The formal notice initially didn’t draw any headlines. Its unheralded release on April 21 reflected the administration’s anxiety that it might alarm members of Congress and nonproliferation experts who fear China’s growing naval power — and the possibility of nuclear technology falling into the hands of third parties with nefarious intentions.

Now, however, Congress is turning its attention to the agreement. The Senate Foreign Relations Committee is set to hear from five Obama officials in a closed-door meeting Monday to weigh the commercial, political and security implications of extending the accord. The private session will permit discussion of a classified addendum from the director of national intelligence analyzing China’s nuclear export control system and what Obama’s notification called its “interactions with other countries of proliferation concern.”

The White House’s willingness to push ahead with the nuclear accord with Beijing illustrates the evolving relationship between the world’s two largest powers, which, while eyeing each other with mutual suspicion and competitiveness, also view each other as vital economic and strategic global partners.
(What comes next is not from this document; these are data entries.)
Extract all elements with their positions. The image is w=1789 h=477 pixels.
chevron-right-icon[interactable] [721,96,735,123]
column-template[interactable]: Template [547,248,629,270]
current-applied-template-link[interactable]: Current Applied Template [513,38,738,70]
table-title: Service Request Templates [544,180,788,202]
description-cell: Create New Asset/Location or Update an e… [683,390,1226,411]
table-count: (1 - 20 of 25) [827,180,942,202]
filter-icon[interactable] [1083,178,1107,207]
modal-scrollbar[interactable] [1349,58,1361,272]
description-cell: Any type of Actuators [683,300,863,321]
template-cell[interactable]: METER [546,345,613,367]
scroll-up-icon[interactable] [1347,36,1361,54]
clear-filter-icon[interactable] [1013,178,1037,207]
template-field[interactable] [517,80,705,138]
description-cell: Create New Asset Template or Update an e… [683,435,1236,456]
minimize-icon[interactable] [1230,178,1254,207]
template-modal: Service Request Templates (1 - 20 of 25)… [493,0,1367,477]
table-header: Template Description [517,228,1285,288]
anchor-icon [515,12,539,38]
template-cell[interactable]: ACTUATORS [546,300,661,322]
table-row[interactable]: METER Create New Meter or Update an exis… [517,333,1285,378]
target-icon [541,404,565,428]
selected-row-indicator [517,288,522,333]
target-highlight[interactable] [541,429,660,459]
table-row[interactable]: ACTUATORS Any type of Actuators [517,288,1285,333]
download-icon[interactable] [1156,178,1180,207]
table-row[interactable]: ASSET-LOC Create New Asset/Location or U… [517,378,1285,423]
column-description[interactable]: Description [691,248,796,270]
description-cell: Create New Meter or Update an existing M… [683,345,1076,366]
The Nuclear Energy Institute, an industry trade group, argues that the new agreement will clear the way for U.S. companies to sell dozens of nuclear reactors to China, the biggest nuclear power market in the world.

Yet the new version of the nuclear accord — known as a 123 agreement under the Atomic Energy Act of 1954 — would give China leeway to buy U.S. nuclear energy technology at a sensitive moment: The Obama administration has been trying to rally support among lawmakers and the public for a deal that would restrict Iran’s nuclear program — a deal negotiated with China’s support.